The revival was evident Saturday as Manne and Lane, proud to host the first state title outside New York City talked about the reasons behind the renaissance, which they admit came late to Buffalo. The tournament was streamed live on

Some of it is the baby boomers who played pinball as kids and now have the money to buy a machine, maybe two or three, for their man caves. Most of today's players are men, and that was the case with the all-male field in Tonawanda.

But there are also millennials who learned about pinball by playing virtual or digital versions of the game. And then there are players like 2016 state champ Greg Poverelli, a 27-year-old who plays out of the Sunshine Laundromat and Arcade in Brooklyn, now a pinball hotspot.

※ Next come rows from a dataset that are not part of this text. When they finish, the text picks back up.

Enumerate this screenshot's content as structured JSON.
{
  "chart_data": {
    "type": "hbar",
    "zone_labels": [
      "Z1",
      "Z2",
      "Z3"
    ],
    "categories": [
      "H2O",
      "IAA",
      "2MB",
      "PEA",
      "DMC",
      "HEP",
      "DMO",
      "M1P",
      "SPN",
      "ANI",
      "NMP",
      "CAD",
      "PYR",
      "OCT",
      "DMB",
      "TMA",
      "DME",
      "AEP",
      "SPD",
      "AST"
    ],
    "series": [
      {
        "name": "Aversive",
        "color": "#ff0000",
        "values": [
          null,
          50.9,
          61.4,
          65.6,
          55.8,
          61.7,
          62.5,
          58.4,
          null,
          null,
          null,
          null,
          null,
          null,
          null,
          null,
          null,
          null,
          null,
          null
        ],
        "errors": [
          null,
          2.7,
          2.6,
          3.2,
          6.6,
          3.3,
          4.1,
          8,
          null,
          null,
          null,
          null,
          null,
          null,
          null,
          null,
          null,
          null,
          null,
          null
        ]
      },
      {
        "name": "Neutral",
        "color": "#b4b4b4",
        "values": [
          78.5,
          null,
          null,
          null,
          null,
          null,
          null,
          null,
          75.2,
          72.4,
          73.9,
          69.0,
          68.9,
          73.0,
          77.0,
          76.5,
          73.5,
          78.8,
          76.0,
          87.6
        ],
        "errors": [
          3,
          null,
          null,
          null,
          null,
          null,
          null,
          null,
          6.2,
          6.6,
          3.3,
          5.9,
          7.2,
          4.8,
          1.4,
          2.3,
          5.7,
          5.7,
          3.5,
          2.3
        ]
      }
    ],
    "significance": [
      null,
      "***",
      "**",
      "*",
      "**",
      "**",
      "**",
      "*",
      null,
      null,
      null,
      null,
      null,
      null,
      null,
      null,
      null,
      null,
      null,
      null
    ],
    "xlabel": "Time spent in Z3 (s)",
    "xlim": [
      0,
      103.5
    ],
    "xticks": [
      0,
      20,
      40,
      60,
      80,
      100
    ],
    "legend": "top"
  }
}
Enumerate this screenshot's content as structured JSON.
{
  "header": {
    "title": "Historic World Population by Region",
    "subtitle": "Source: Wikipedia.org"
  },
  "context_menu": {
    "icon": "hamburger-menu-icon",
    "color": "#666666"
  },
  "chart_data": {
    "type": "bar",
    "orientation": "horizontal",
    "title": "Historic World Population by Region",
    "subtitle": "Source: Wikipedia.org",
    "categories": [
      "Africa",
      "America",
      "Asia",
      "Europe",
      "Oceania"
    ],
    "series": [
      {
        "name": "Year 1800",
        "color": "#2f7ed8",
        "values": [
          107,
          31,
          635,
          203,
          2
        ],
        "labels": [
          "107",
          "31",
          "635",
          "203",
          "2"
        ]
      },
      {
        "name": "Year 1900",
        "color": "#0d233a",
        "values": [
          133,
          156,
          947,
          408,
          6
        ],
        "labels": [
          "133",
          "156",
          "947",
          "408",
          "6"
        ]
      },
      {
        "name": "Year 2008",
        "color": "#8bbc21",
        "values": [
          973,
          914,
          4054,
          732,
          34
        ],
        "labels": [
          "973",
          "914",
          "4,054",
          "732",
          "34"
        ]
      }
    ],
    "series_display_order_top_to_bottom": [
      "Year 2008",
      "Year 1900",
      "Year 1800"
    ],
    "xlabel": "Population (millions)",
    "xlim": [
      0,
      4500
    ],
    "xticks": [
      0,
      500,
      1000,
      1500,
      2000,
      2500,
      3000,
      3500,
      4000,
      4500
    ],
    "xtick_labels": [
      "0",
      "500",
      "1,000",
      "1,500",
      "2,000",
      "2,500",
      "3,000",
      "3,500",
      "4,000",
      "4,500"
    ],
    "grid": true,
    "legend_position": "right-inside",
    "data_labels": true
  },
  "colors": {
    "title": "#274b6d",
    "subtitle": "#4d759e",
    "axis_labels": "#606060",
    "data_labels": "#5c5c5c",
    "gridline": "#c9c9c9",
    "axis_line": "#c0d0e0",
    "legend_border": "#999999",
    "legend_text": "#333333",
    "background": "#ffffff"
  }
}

Poverelli played the game for a short time as a young boy, gave it up and then rediscovered it seven years ago. He thinks the sudden rise in popularity is because of pinball's ability to provide a competitive head-to-head gaming experience in a highly social environment.

"There's a true renaissance of the game," Poverelli said.

In the first round Saturday, Manne took Poverelli, who has played in two world championships and is currently ranked 115th in the world, to a seventh and deciding game before losing to him.

Manne, who is currently 740th out of more than 50,000 pinball players across the world, often jokes that he was destined for the game. He points to his father, who once admitted to him that he often skipped class during college to play pinball.

"It's in my blood," Manne said with a smile.

When you talk to pinball players and ask them why pinball, the answers are often the same. And yet they speak to why the game is going through a resurgence.

Lane, who also runs a business, Buffalo Pinball and Arcade, will tell you that every pinball machine is different and that with the differences come the need to adjust your approach to the game.

Throw in the wide-ranging variety - there are hundreds of different pinball machines - and you can quickly understand the competitive appeal of the game.

"They all have quirks you have to learn," said Lane as he looked at the games in play Saturday. "Fathom is different than Jurassic Park, and Jurassic Park is different from Monopoly."

For him, learning the strategies of playing those games, not to mention Metallica, AC/DC and Game of Thrones, keeps him coming back.

For Manne, who also works at UB, it's as easy as comparing pinball to bowling.

"You go to a bowling alley and all the lanes are the same," he said. "I come here and there are 10 different games, each one requiring a different strategy."

None of the world's top-ranked players were on hand Saturday, but for someone in the field of 16, there will be an opportunity to compete with those world-class players in March.

The winner of the day-long tournament in Tonawanda will represent New York State at the National Pinball Championship in Las Vegas.